Quand le visiteur arrive au ciel, il trouve exactement le même scénario, à une exception près. Il y a la même salle de festin, les mêmes plats somptueux, les mêmes cuillères mesurant un mètre. La seule différence, c'est que tout le monde est en train de se régaler et de faire la fête. Comment est-ce possible ? C'est que chaque convive, plutôt que de ne penser qu'à se servir lui-même, utilise sa cuillère d'un mètre pour donner à manger au voisin d'en-face.
L'éternité existe pour l'agapè et pour rien d'autre. Rendez toute autre chose éternelle et vous la gâcherez. Même les amours naturelles. L'affection deviendrait fade. L'éros deviendrait une drogue qui exigerait des doses de perversion de plus en plus grandes pour écarter l'ennui. Même l'amitié trouverait des écueils contre lesquels elle s'échouerait, car si son océan est immense, il a quand même des rivages.

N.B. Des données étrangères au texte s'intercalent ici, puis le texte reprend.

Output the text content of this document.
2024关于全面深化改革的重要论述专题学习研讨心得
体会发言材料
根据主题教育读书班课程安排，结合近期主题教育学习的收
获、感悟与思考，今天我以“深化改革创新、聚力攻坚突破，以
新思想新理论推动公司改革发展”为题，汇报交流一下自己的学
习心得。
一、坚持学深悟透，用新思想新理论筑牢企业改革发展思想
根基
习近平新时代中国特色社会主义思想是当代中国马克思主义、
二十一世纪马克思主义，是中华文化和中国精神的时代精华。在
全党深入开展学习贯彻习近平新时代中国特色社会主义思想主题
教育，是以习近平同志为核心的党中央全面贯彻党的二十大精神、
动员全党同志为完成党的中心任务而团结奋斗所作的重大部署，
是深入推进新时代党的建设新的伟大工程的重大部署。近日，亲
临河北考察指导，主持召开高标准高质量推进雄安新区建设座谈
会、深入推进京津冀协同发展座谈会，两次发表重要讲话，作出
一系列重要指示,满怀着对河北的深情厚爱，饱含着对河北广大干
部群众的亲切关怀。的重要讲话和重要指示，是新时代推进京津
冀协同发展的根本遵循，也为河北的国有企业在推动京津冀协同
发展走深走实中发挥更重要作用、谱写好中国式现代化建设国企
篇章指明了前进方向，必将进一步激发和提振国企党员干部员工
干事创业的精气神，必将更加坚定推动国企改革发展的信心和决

L'apôtre Paul annonce l'unique et absolue exception quand il écrit cinq mots très simples mais si profonds : L'amour ne disparaît jamais. L'amour-éros disparaîtra, mais pas l'amour-agapè. « Je t'aimerai pour toujours » veut dire, en réalité, « pendant deux ou trois mois ». Des milliards de promesses, mais seules celles de l'agapè ne sont pas brisées. Comme disait C.S. Lewis, éros fait des promesses, agapè les tient.